After a plurality of keywords are displayed in the target interface area of the playing interface, the user may perform some operations on the plurality of keywords, such as hiding operations, deleting operations, and the like.

In an optional embodiment, in response to a hiding operation triggered by a user on a target keyword in the plurality of keywords, an identifier corresponding to the target keyword on the playing progress control is hidden. In practical applications, the hidden operation triggering manner may have a variety of implementation manners, for example, a user may click the target keyword through a mouse to pop up an operation function item, where the operation function item includes, for example, a hidden operation item, a delete operation item, and the like, and the user selects the hidden operation item, that is, triggers the hidden operation for the target keyword. For another example, it may be set that the user clicks the target keyword to think that the hiding operation is triggered. For another example, the user may trigger the hiding operation by means of a voice instruction, such as the user outputting a voice of "hide AA". As shown in fig. 5, fig. 5 illustrates a case where a user clicks a keyword AA to trigger an operation of hiding the AA, and at this time, when the AA is highlighted in red, based on the hiding operation, optionally, a rendering color of the AA may be updated to a default rendering color, such as white or no color. As shown in fig. 5, based on the hiding operation for the AA, the red identifiers corresponding to the time nodes T1 and T2 on the play progress control are hidden, that is, the mark of the AA is no longer performed on the play progress control, and optionally, the mark of the AA may also be cancelled in the subtitle text at this time.

It will be appreciated that for a target keyword for which a hiding operation has been performed, the user may also then perform a restore display operation to restore the markup of the target keyword. The resume display operation may be triggered, for example, by clicking on the target keyword again.

In another optional embodiment, in response to a deletion operation triggered by a user on a target keyword of the plurality of keywords, the target keyword is deleted in the target interface area and an identifier corresponding to the target keyword on the playing progress control is deleted. In practical applications, similar to the hidden operation triggering, the deletion operation may be triggered in various ways. In this embodiment, the implementation shown in fig. 6 is taken as an example to describe a process of deleting a target keyword: a deletion control may be provided in a target interface area where a plurality of keywords are displayed, and when a user clicks the deletion control, the plurality of keywords are all placed in a state to be deleted, for example, a circle with an "x" character pattern indicated in the upper right corner of the keywords AA, BB, and CC in fig. 6 represents that the keywords are all in the state to be deleted, and further, for a target keyword that the user wants to delete, the user clicks the circle with the "x" character pattern on the AA to trigger an operation of deleting the AA, at this time, the AA is deleted from the target interface area, and an identifier corresponding to the AA on the play progress control is deleted, and meanwhile, a mark for the AA in the subtitle text may also be removed.

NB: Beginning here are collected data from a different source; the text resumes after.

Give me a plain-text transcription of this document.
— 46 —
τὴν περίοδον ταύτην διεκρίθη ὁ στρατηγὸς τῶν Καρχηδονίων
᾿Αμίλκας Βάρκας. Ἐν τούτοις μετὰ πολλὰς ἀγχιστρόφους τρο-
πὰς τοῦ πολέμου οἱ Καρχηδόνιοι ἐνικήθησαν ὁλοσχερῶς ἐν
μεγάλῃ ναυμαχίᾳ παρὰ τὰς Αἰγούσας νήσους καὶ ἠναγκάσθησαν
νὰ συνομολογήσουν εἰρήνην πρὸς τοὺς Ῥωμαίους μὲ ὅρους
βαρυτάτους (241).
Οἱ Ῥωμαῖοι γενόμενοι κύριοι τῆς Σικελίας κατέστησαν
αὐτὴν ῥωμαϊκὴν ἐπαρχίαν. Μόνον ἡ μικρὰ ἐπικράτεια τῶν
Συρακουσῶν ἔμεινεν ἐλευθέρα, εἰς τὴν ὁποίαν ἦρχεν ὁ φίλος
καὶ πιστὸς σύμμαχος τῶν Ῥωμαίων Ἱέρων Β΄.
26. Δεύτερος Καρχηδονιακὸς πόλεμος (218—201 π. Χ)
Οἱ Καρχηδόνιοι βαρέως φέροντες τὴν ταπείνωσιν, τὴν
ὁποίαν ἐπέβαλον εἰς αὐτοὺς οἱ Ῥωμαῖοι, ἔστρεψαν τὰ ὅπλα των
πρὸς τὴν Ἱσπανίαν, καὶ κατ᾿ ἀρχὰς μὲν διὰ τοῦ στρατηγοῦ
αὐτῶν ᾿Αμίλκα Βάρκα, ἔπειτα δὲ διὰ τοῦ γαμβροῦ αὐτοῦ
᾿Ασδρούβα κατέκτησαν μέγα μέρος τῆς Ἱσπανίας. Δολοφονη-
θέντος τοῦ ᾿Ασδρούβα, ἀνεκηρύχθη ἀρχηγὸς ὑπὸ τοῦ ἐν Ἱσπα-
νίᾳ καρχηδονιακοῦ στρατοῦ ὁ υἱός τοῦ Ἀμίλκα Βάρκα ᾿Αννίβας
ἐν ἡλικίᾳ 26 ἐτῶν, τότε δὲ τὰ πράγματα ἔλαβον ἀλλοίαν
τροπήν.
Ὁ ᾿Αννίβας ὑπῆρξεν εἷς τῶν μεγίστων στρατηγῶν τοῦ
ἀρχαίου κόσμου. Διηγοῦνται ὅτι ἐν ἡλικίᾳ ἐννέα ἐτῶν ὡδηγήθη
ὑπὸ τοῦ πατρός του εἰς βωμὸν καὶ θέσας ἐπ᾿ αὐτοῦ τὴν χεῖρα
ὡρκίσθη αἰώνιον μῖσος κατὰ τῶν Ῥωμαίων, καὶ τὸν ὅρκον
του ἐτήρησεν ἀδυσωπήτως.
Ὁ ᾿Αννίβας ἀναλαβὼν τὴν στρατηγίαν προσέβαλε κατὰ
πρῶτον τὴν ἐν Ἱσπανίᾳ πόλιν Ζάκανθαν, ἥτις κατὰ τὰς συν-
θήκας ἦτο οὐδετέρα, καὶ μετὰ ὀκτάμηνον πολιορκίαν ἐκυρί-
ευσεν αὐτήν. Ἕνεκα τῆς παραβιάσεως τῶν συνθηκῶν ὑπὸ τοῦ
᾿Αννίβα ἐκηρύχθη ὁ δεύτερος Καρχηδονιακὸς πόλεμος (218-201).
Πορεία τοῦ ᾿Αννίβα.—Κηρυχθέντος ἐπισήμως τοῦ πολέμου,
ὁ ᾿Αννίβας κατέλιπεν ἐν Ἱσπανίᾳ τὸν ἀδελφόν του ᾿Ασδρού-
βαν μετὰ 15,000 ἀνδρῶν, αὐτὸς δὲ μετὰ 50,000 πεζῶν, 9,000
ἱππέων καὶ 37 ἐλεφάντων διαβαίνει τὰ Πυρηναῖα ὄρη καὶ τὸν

In summary, in the embodiment of the present invention, by presetting a keyword database containing a plurality of keywords that may be possessed by multimedia data of the same type and a caption text for obtaining the multimedia data, automatic extraction of the keywords of the multimedia data and a mark on the play progress control can be realized based on the caption text and the keyword database, so that efficiency of obtaining key information of the multimedia data is improved, and when a user wants to browse contents of a certain keyword, the user can conveniently and quickly locate corresponding contents according to a mark result.

On the basis of the foregoing embodiment, the embodiment of the present invention further provides a function that a user can customize a keyword, that is, a function that a user can manually add a keyword.

In an alternative embodiment, the function of manually adding keywords can be implemented as:

in response to a search operation triggered by a user, determining a subtitle item containing a search keyword input by the user in a subtitle text;

and marking the search keyword in the subtitle text in response to a keyword adding operation triggered by the search keyword contained in the subtitle entry by a user, and marking the search keyword on the playing progress control according to the playing time of the subtitle entry.

Specifically, a search control may be displayed on the playing interface of the multimedia data, and since the search operation is to search for a keyword required by the user in the subtitle text, optionally, the search control may be displayed in association with the subtitle text display area, for example, may be located in an upper adjacent area of the subtitle text display area.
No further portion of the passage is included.